The recent spike in anti-Semitic incidents can reasonably be expected to ease. None the less, I believe that we have been warned. Sheikh Yusuf al-Qaradawi, the spiritual leader of the Muslim Brotherhood, recently prayed for the destruction of the Jews

Ayatollah Khamenei, Iran’s spiritual leader, spoke of the worldwide necessity of martyrdom in relation to Gaza. Mahmoud Zahhar, a Hamas leader, said that the killing of Jewish children is now legitimate “all over the world”.

I close with three swift questions to the Under-Secretary, who, as ever, made a good speech today. First, will he give the House a categorical assurance that all police forces will record anti-Semitic crimes by the end of 2008-09, as promised. Secondly, what is the Government’s view of reports that the Muslim Council of Britain boycotted Holocaust memorial day this year? If they are true, will the Government’s engagement policy in relation to the MCB change? If so, in what way?
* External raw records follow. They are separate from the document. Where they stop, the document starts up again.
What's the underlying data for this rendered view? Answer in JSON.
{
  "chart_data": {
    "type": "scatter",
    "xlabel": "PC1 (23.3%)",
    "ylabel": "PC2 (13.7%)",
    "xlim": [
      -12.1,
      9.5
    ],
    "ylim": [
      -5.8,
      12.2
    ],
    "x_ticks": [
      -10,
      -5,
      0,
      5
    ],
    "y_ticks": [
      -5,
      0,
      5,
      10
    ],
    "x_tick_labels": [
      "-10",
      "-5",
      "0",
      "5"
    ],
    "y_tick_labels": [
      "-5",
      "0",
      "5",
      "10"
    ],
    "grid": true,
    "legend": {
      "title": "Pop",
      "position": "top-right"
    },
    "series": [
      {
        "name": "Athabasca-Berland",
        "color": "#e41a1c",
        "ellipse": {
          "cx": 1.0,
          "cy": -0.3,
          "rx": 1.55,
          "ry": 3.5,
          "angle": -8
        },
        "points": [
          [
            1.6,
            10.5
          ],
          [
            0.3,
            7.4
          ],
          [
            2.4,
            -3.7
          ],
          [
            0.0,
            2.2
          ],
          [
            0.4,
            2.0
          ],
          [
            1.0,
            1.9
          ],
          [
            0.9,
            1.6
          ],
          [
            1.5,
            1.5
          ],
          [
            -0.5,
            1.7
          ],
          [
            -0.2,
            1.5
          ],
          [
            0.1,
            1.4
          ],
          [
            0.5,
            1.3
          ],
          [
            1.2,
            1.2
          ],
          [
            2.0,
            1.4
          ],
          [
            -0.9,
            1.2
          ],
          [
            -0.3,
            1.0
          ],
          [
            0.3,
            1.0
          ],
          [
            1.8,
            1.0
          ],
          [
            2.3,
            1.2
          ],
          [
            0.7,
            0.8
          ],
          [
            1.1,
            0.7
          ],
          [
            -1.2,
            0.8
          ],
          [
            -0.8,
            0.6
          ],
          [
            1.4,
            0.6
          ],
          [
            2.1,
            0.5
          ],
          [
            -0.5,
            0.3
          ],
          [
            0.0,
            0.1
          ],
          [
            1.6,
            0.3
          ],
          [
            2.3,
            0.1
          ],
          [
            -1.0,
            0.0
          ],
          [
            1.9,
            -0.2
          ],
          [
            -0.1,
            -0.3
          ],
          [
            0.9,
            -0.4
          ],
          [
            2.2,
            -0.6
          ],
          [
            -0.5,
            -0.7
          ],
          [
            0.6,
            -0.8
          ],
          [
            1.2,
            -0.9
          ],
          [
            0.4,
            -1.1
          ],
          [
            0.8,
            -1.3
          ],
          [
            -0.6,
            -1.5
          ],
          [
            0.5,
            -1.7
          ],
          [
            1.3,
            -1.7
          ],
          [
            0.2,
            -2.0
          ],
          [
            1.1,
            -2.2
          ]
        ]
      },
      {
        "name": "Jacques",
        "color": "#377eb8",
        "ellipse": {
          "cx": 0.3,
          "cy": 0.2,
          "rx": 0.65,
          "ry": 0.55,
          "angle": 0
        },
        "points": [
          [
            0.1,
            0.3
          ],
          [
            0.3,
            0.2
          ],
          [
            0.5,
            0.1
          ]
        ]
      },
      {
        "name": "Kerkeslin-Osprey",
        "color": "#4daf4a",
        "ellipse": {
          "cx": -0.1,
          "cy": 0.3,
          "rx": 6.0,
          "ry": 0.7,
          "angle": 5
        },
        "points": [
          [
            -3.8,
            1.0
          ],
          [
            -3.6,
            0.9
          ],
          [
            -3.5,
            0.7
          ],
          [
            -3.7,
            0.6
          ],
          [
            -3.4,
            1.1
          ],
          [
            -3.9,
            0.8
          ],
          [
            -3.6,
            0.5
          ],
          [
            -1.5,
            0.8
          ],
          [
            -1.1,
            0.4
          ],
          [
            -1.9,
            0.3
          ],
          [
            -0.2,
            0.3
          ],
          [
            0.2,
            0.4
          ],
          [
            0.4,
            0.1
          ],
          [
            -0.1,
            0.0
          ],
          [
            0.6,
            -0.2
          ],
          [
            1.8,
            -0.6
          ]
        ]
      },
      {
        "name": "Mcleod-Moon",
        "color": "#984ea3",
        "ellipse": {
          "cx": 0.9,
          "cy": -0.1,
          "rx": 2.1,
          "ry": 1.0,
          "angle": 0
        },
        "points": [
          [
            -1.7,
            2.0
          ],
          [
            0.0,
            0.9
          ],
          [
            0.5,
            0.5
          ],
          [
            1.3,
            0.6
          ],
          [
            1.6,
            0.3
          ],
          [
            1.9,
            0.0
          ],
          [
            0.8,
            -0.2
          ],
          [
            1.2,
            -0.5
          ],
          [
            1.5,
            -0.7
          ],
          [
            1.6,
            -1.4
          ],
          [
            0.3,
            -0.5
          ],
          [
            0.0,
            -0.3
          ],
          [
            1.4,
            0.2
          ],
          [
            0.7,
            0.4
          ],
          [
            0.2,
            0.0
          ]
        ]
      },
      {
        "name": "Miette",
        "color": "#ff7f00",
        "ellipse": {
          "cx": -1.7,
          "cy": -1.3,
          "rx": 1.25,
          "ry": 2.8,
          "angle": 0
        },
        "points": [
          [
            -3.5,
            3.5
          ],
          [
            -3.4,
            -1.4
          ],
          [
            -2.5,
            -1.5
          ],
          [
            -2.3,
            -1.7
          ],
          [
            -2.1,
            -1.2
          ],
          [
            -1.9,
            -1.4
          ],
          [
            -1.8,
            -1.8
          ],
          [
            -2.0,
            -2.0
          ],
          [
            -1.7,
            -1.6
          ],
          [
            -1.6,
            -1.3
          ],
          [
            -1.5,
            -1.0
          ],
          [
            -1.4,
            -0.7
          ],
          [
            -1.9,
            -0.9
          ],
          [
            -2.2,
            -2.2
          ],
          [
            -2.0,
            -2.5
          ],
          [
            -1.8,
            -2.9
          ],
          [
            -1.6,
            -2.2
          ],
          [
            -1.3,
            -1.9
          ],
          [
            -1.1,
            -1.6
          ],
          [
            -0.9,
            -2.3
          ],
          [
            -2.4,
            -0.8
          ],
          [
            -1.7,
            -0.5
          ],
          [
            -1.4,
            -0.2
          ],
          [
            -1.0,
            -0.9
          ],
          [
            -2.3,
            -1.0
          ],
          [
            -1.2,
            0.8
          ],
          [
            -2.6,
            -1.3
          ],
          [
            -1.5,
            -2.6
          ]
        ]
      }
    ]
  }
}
Thirdly, Ministers rightly met groups concerned about the conflict in Gaza and Israel recently. What steps is the Under-Secretary taking to ensure not only that Ministers meet groups, but that groups from different religious backgrounds and from none can meet each other in such circumstances—obviously, I am referring not only to Gaza and Israel—to help reduce tensions?

I have spoken briefly because many hon. Members wish to participate in the debate. We welcome it and, together, we say, “Never again.”

1.51 pm

Anne Snelgrove (South Swindon) (Lab): I add my thanks to the Leader of the House for allowing us to have the debate today. I hope that it will be an annual event, as many Members from all parties support it.